L’histoire des rapports amoureux est une longue variation sur l’accouplement parfois bancal entre l’amour et le mariage. Aujourd’hui, après tous les bouleversements intervenus au siècle passé, le mariage reste une institution importante (comme le montre le souhait du mariage pour tous), mais on se marie beaucoup moins, plus tardivement, et on divorce beaucoup plus. Différents modèles coexistent, avec le rôle joué par les sites de rencontre, les amours virtuelles via Internet.
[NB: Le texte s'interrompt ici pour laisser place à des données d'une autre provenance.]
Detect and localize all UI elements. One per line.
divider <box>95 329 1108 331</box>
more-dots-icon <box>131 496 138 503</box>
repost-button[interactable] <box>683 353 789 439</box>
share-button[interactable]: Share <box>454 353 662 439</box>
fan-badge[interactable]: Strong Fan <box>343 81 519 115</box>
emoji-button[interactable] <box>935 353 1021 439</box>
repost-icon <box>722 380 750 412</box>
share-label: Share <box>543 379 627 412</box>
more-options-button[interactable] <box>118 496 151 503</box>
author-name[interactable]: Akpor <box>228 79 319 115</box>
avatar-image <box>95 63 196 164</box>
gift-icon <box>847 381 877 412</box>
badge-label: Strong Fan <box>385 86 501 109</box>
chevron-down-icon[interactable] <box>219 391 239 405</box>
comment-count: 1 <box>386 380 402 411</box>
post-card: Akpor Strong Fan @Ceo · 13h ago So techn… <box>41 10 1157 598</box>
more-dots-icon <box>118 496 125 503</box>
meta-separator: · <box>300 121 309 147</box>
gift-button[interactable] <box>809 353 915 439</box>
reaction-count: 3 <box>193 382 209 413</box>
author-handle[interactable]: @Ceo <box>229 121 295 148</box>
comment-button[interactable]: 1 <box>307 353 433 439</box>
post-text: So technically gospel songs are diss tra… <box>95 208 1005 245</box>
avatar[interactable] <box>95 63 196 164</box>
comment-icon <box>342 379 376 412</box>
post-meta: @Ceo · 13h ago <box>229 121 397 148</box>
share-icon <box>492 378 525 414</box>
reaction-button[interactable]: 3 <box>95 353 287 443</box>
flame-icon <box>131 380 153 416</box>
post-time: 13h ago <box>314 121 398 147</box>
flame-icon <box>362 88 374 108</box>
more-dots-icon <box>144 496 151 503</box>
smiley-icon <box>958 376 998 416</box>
Les gens approchent l’amour avec un niveau d’exigence accru : il est supposé rendre heureux… et ils sont partagés entre la nostalgie d’un unique amour perdu et la volonté de réinventer des manières de s’aimer.
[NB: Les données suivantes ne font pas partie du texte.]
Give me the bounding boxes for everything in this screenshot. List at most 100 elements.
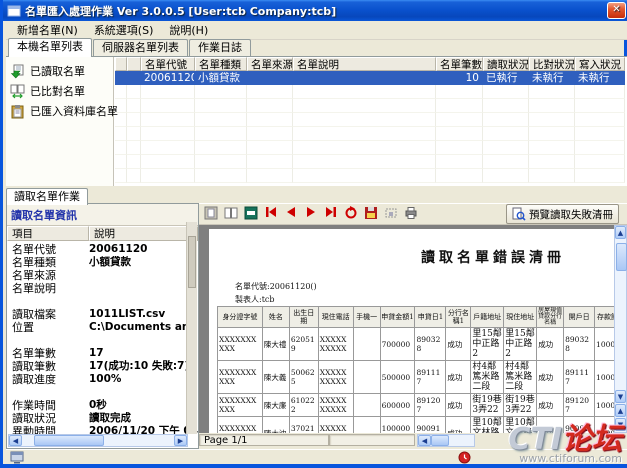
- scroll-thumb[interactable]: [431, 435, 449, 446]
- print-setup-icon[interactable]: [383, 205, 401, 223]
- next-page-icon[interactable]: [303, 205, 321, 223]
- report-column-header: 姓名: [262, 307, 289, 328]
- sidebar-item-label: 已讀取名單: [30, 63, 85, 79]
- list-row-empty[interactable]: [115, 141, 627, 155]
- info-horizontal-scrollbar[interactable]: ◀ ▶: [8, 434, 188, 447]
- sidebar-item-label: 已匯入資料庫名單: [30, 103, 118, 119]
- info-row: 名單說明: [7, 282, 198, 295]
- refresh-icon[interactable]: [343, 205, 361, 223]
- info-label: 作業時間: [7, 399, 89, 412]
- report-cell: 1000000: [380, 417, 415, 434]
- sidebar-item[interactable]: 已比對名單: [6, 81, 113, 101]
- titlebar[interactable]: 名單匯入處理作業 Ver 3.0.0.5 [User:tcb Company:t…: [3, 0, 627, 21]
- menu-item-help[interactable]: 說明(H): [162, 21, 215, 39]
- info-value: 讀取完成: [89, 412, 131, 425]
- prev-page-icon[interactable]: [283, 205, 301, 223]
- scroll-thumb[interactable]: [34, 435, 104, 446]
- page-up-icon[interactable]: ▲: [615, 404, 626, 417]
- report-column-header: 出生日期: [289, 307, 318, 328]
- list-column-header[interactable]: 名單來源: [247, 57, 293, 71]
- report-cell: XXXXXXXXXX: [318, 394, 353, 417]
- info-label: 名單代號: [7, 243, 89, 256]
- list-row-empty[interactable]: [115, 169, 627, 183]
- list-column-header[interactable]: 名單說明: [293, 57, 436, 71]
- preview-horizontal-scrollbar[interactable]: ◀: [417, 434, 475, 447]
- report-cell: 100000: [595, 394, 615, 417]
- scroll-right-icon[interactable]: ▶: [174, 435, 187, 446]
- list-column-header[interactable]: 名單筆數: [436, 57, 483, 71]
- zoom-100-icon[interactable]: [243, 205, 261, 223]
- report-cell: 成功: [446, 328, 471, 361]
- close-button[interactable]: ✕: [607, 2, 626, 19]
- sidebar-item[interactable]: 已匯入資料庫名單: [6, 101, 113, 121]
- report-row: XXXXXXXXXX陳大禮620519XXXXXXXXXX70000089032…: [218, 328, 616, 361]
- menu-item-new-list[interactable]: 新增名單(N): [10, 21, 85, 39]
- list-row-empty[interactable]: [115, 85, 627, 99]
- info-label: 位置: [7, 321, 89, 334]
- preview-fail-list-button[interactable]: 預覽讀取失敗清冊: [506, 204, 619, 224]
- list-header-row: 名單代號名單種類名單來源名單說明名單筆數讀取狀況比對狀況寫入狀況: [115, 57, 627, 71]
- info-row: 名單代號20061120: [7, 243, 198, 256]
- report-cell: 700000: [380, 328, 415, 361]
- report-column-header: 房屋現值貸款分行名稱: [537, 307, 564, 328]
- report-column-header: 身分證字號: [218, 307, 263, 328]
- whole-page-icon[interactable]: [203, 205, 221, 223]
- info-row: 讀取筆數17(成功:10 失敗:7): [7, 360, 198, 373]
- scroll-thumb[interactable]: [616, 243, 627, 271]
- report-cell: 500000: [380, 361, 415, 394]
- info-row: 作業時間0秒: [7, 399, 198, 412]
- list-cell: [247, 71, 293, 85]
- last-page-icon[interactable]: [323, 205, 341, 223]
- two-page-icon[interactable]: [223, 205, 241, 223]
- report-cell: 100000: [595, 417, 615, 434]
- tab-job-log[interactable]: 作業日誌: [189, 39, 251, 56]
- list-row-selected[interactable]: 20061120小額貸款10已執行未執行未執行: [115, 71, 627, 85]
- report-column-header: 存款餘額: [595, 307, 615, 328]
- tab-local-list[interactable]: 本機名單列表: [8, 38, 92, 57]
- list-cell: 已執行: [483, 71, 529, 85]
- list-column-header[interactable]: [115, 57, 127, 71]
- scroll-down-icon[interactable]: ▼: [615, 390, 626, 403]
- list-column-header[interactable]: 寫入狀況: [575, 57, 625, 71]
- info-value: 0秒: [89, 399, 107, 412]
- report-column-header: 戶籍地址: [471, 307, 504, 328]
- list-column-header[interactable]: 名單種類: [195, 57, 247, 71]
- export-icon[interactable]: [363, 205, 381, 223]
- report-cell: 891117: [564, 361, 595, 394]
- info-value: 小額貸款: [89, 256, 131, 269]
- report-cell: 成功: [446, 361, 471, 394]
- info-label: [7, 334, 89, 347]
- report-column-header: 現住電話: [318, 307, 353, 328]
- list-column-header[interactable]: 讀取狀況: [483, 57, 529, 71]
- list-column-header[interactable]: 名單代號: [141, 57, 195, 71]
- preview-vertical-scrollbar[interactable]: ▲ ▼ ▲ ▼: [614, 225, 627, 433]
- preview-fail-icon: [512, 207, 526, 221]
- info-value: 17: [89, 347, 104, 360]
- info-col-item: 項目: [7, 226, 89, 241]
- scroll-up-icon[interactable]: ▲: [615, 226, 626, 239]
- scroll-left-icon[interactable]: ◀: [9, 435, 22, 446]
- info-vertical-scrollbar[interactable]: [186, 222, 197, 434]
- first-page-icon[interactable]: [263, 205, 281, 223]
- tab-read-list-job[interactable]: 讀取名單作業: [6, 188, 88, 205]
- list-cell: [115, 71, 127, 85]
- scroll-left-icon[interactable]: ◀: [418, 435, 431, 446]
- report-cell: 街19巷3弄22: [504, 394, 537, 417]
- preview-fail-label: 預覽讀取失敗清冊: [529, 207, 613, 222]
- menu-item-system-options[interactable]: 系統選項(S): [87, 21, 161, 39]
- list-column-header[interactable]: [127, 57, 141, 71]
- print-icon[interactable]: [403, 205, 421, 223]
- tab-server-list[interactable]: 伺服器名單列表: [93, 39, 188, 56]
- sidebar-item[interactable]: 已讀取名單: [6, 61, 113, 81]
- page-down-icon[interactable]: ▼: [615, 418, 626, 431]
- report-cell: XXXXXXXXXX: [218, 361, 263, 394]
- info-row: 讀取檔案1011LIST.csv: [7, 308, 198, 321]
- list-column-header[interactable]: 比對狀況: [529, 57, 575, 71]
- list-row-empty[interactable]: [115, 127, 627, 141]
- scroll-thumb[interactable]: [188, 236, 196, 288]
- list-row-empty[interactable]: [115, 99, 627, 113]
- list-row-empty[interactable]: [115, 113, 627, 127]
- info-row: 位置C:\Documents and Settings: [7, 321, 198, 334]
- window-title: 名單匯入處理作業 Ver 3.0.0.5 [User:tcb Company:t…: [25, 3, 607, 19]
- list-row-empty[interactable]: [115, 155, 627, 169]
Pour Denis Chevallier, le MuCEM a choisi, avec cette exposition sur les genres, un sujet de société brûlant : à la fois collectif et intime, foisonnant et complexe, qui touche aussi aux ressorts de l’organisation sociale. Être homme ou femme dans la société, comment cela s’exprime-t-il aujourd’hui ? Cette question du genre se pose-t-elle différemment en Méditerranée et ailleurs ?
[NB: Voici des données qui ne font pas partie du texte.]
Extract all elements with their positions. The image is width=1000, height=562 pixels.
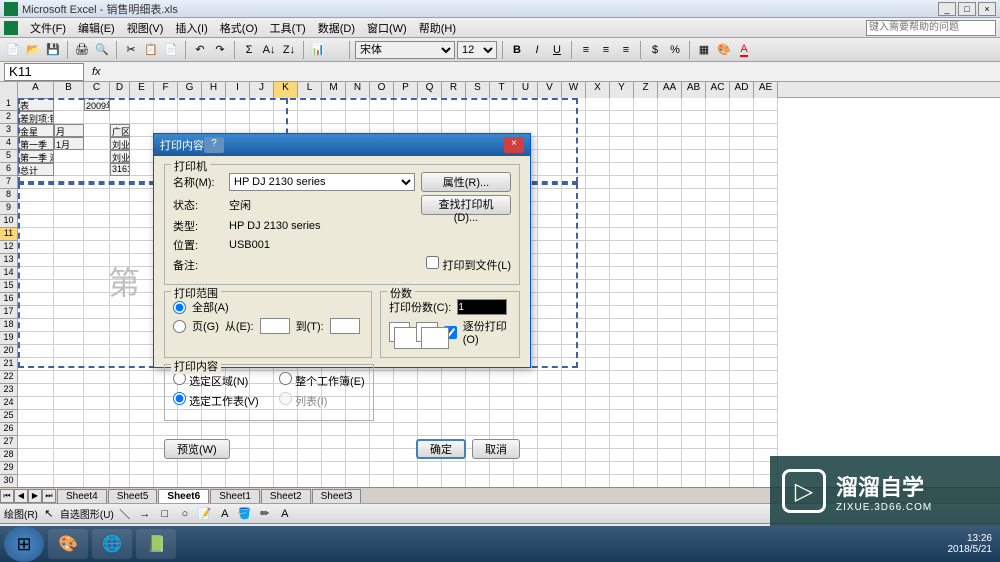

Avec cette exposition, en résonance avec l’actualité (la loi sur le mariage pour tous en France…), il s’agit de comparer et non d’opposer (entre Nord et Sud de la Méditerranée, par exemple). Les thèmes reflètent également les nouveaux paysages de la rencontre amoureuse. Ils soulignent le rôle des sites de rencontre, l’impact de ces nouvelles technologies sur les modalités et l’imaginaire de la relation.
Le MuCEM - qui devait s’ouvrir quelques jours plus tard, le 7 juin - va ainsi explorer et montrer la remise en cause des rôles et fonctions, la sexuation à travers les jouets et l’apprentissage, et enfin, de toutes ces mutations, les représentations qui apparaissent dans l’art contemporain.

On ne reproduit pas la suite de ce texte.